Zuschauerdebakel für Luzerner Gratis-Open-Air

Funk am See in der Krise: «Jetzt gibt’s keine Tabus mehr»

Gute Bands – wie hier Patrick Bishop –, aber wenig Zuschauer: Das Funk am See muss über die Bücher (Bild: Silvio Zeder).

Das war das letzte Open Air auf der Lidowiese dieser Art. Denn: 14’000 Besucher wurden erwartet, nur 8000 kamen. Erneut schreibt das Funk am See tiefrote Zahlen. Jetzt ist die Vereinskasse fast leer – und ein kompletter Neustart zwingend. Doch wohin die Reise führen soll, ist unklar.

Man kann es nicht schönreden: Zuschauermässig war das Funk am See-Festival letztes Wochenende ein Reinfall. Erwartet wurden 14’000 Fans. Aber: Am Samstag schafften es klägliche 4000 Leute auf die Lidowiese vor dem Verkehrshaus. Zusammen mit den (gut gezählten) 4000 Leuten am Freitagabend gilt die 2016er-Ausgabe mit rund 8000 Besuchern als eine der schlechtbesuchtesten.
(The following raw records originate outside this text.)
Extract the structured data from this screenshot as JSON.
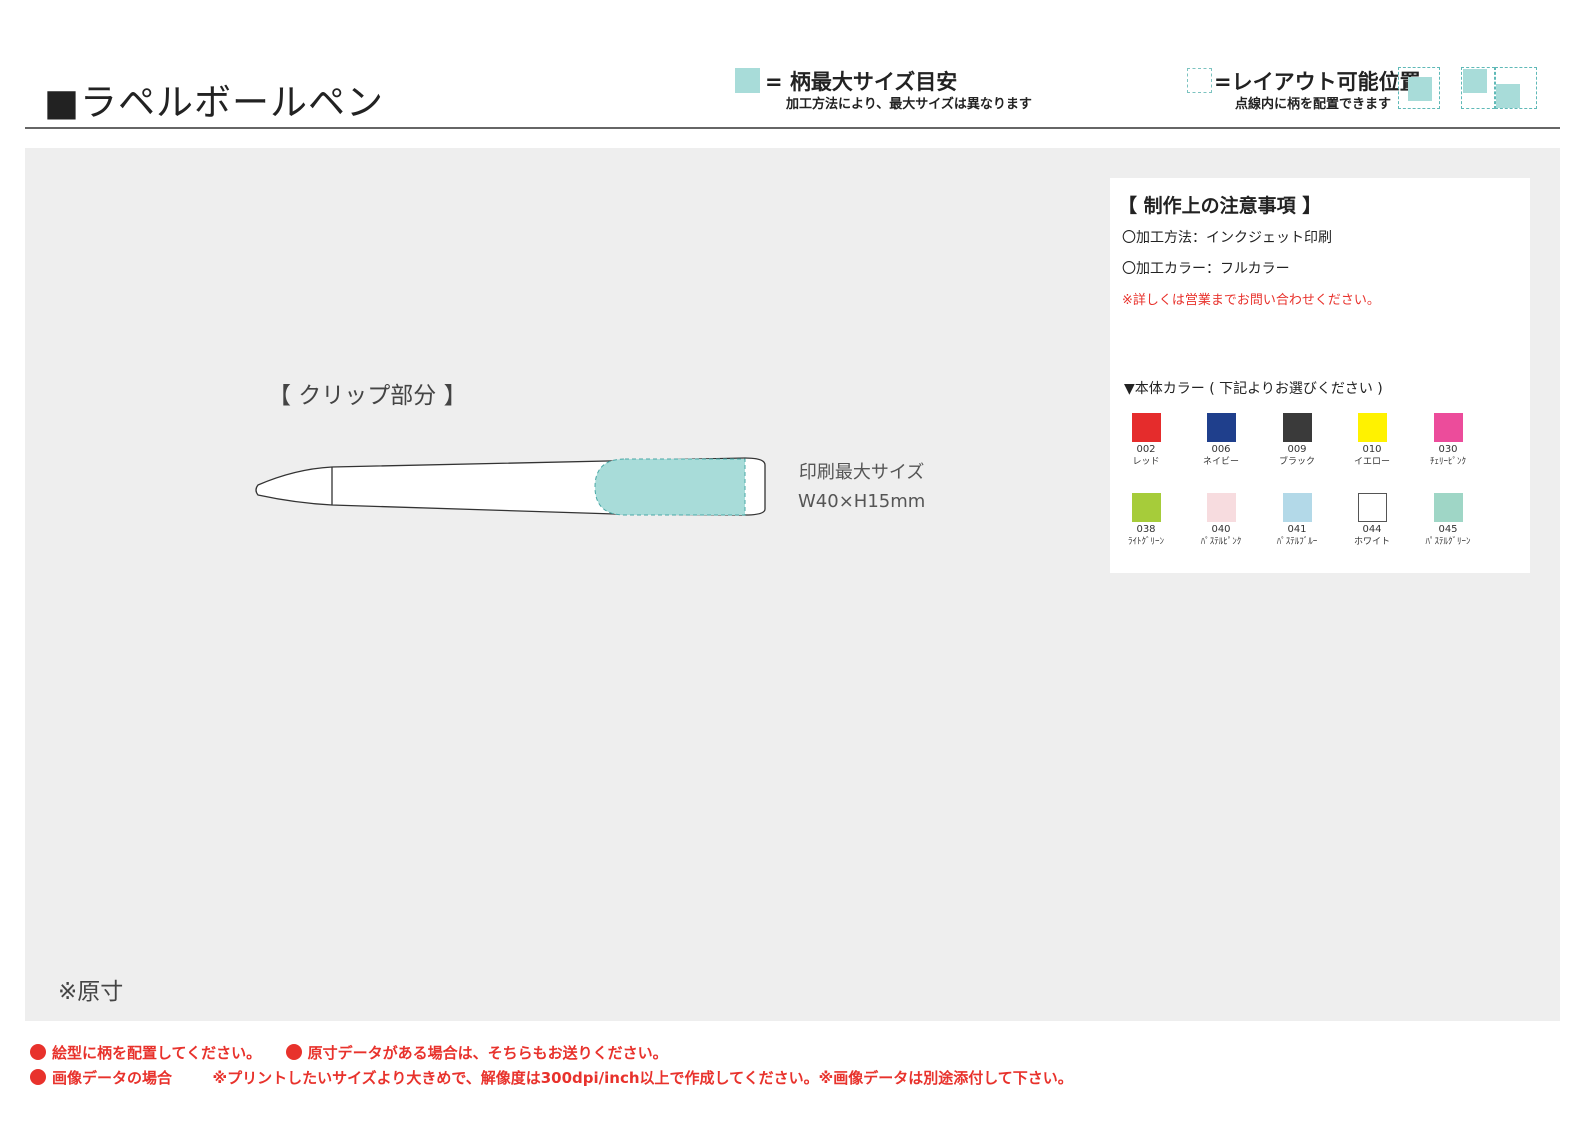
{
  "header": {
    "title": "■ラペルボールペン",
    "legend_max": {
      "main": "= 柄最大サイズ目安",
      "sub": "加工方法により、最大サイズは異なります",
      "color": "#a8dcd9"
    },
    "legend_layout": {
      "main": "=レイアウト可能位置",
      "sub": "点線内に柄を配置できます"
    }
  },
  "drawing": {
    "clip_title": "【 クリップ部分 】",
    "print_size_label": "印刷最大サイズ",
    "print_size_value": "W40×H15mm",
    "original_note": "※原寸"
  },
  "notes": {
    "title": "【 制作上の注意事項 】",
    "method": "〇加工方法：インクジェット印刷",
    "color_mode": "〇加工カラー：フルカラー",
    "warning": "※詳しくは営業までお問い合わせください。",
    "colors_heading": "▼本体カラー ( 下記よりお選びください )",
    "colors": [
      {
        "code": "002",
        "name": "レッド",
        "hex": "#e52c2c"
      },
      {
        "code": "006",
        "name": "ネイビー",
        "hex": "#1f3f8c"
      },
      {
        "code": "009",
        "name": "ブラック",
        "hex": "#3a3a3a"
      },
      {
        "code": "010",
        "name": "イエロー",
        "hex": "#fff200"
      },
      {
        "code": "030",
        "name": "ﾁｪﾘｰﾋﾟﾝｸ",
        "hex": "#ec4c9b"
      },
      {
        "code": "038",
        "name": "ﾗｲﾄｸﾞﾘｰﾝ",
        "hex": "#a6cc3a"
      },
      {
        "code": "040",
        "name": "ﾊﾟｽﾃﾙﾋﾟﾝｸ",
        "hex": "#f7dcdf"
      },
      {
        "code": "041",
        "name": "ﾊﾟｽﾃﾙﾌﾞﾙｰ",
        "hex": "#b3d9e8"
      },
      {
        "code": "044",
        "name": "ホワイト",
        "hex": "#ffffff"
      },
      {
        "code": "045",
        "name": "ﾊﾟｽﾃﾙｸﾞﾘｰﾝ",
        "hex": "#9fd6c6"
      }
    ]
  },
  "footer": {
    "line1_a": "絵型に柄を配置してください。",
    "line1_b": "原寸データがある場合は、そちらもお送りください。",
    "line2_a": "画像データの場合",
    "line2_b": "※プリントしたいサイズより大きめで、解像度は300dpi/inch以上で作成してください。※画像データは別途添付して下さい。",
    "accent": "#e8322c"
  }
}
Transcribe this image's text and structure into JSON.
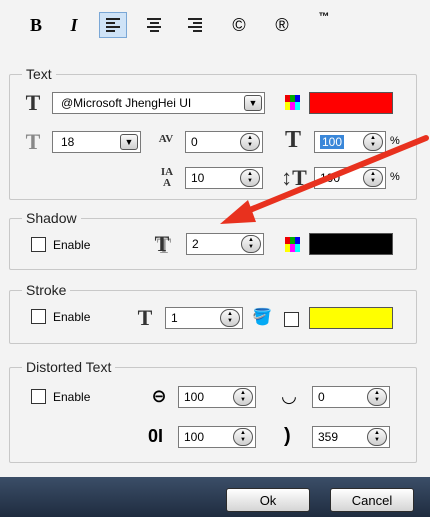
{
  "toolbar": {
    "bold": "B",
    "italic": "I",
    "copyright": "©",
    "registered": "®",
    "trademark": "™"
  },
  "text_group": {
    "legend": "Text",
    "font": "@Microsoft JhengHei UI",
    "size": "18",
    "spacing": "0",
    "scale_w": "100",
    "line_height": "10",
    "scale_h": "100",
    "percent_1": "%",
    "percent_2": "%",
    "color": "#ff0000"
  },
  "shadow_group": {
    "legend": "Shadow",
    "enable_label": "Enable",
    "value": "2",
    "color": "#000000"
  },
  "stroke_group": {
    "legend": "Stroke",
    "enable_label": "Enable",
    "value": "1",
    "color": "#ffff00"
  },
  "distorted_group": {
    "legend": "Distorted Text",
    "enable_label": "Enable",
    "width": "100",
    "height": "100",
    "angle_start": "0",
    "angle_end": "359"
  },
  "footer": {
    "ok": "Ok",
    "cancel": "Cancel"
  }
}
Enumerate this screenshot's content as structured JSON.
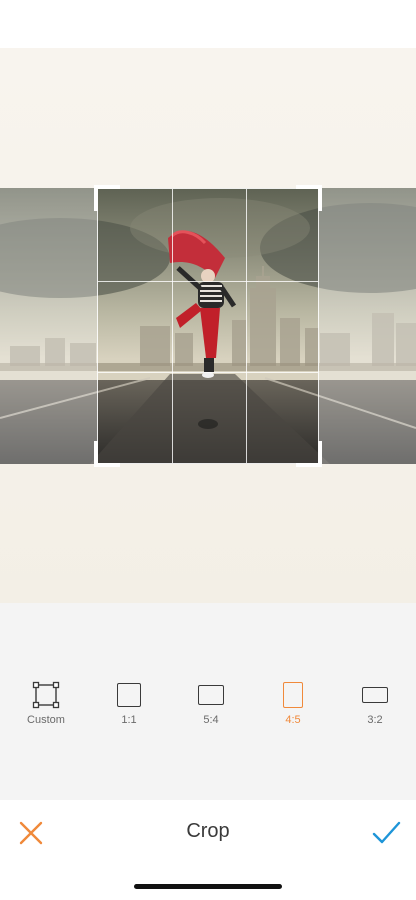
{
  "editor": {
    "title": "Crop",
    "cancel_icon": "close-icon",
    "confirm_icon": "checkmark-icon",
    "accent_color": "#f0893a"
  },
  "photo": {
    "description_icon": "photo-canvas"
  },
  "ratios": [
    {
      "label": "Custom",
      "icon": "custom-crop-icon",
      "active": false
    },
    {
      "label": "1:1",
      "icon": "square-ratio-icon",
      "active": false
    },
    {
      "label": "5:4",
      "icon": "landscape-5-4-icon",
      "active": false
    },
    {
      "label": "4:5",
      "icon": "portrait-4-5-icon",
      "active": true
    },
    {
      "label": "3:2",
      "icon": "landscape-3-2-icon",
      "active": false
    }
  ]
}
«Das Konzept ist nicht mehr zeitgemäss. Eventuell müssen wir eine ganz neue Ausrichtung einschlagen.»

Yanik Kloter, Medienchef Funk am See

Finanziell heisst das: Ein schmerzhaftes Defizit von voraussichtlich rund 30’000 Franken – bei einem Budget von 170’000 Franken. Und schon die 2014er-Ausgabe war finanziell ein Desaster – ein 40’000-Franken-Loch riss sie in die Vereinskasse. «So kann und darf es nicht weitergehen», sagt Yanik Kloter, Medienverantwortlicher des Open Airs sowie des Radio 3fach (das Open Air wurde ursprünglich von Radio 3fach organisiert, seit 2006 ist dafür der Verein Open Air Lidowiese verantwortlich, wobei die beiden Organisationen weiterhin sehr eng verknüpft sind).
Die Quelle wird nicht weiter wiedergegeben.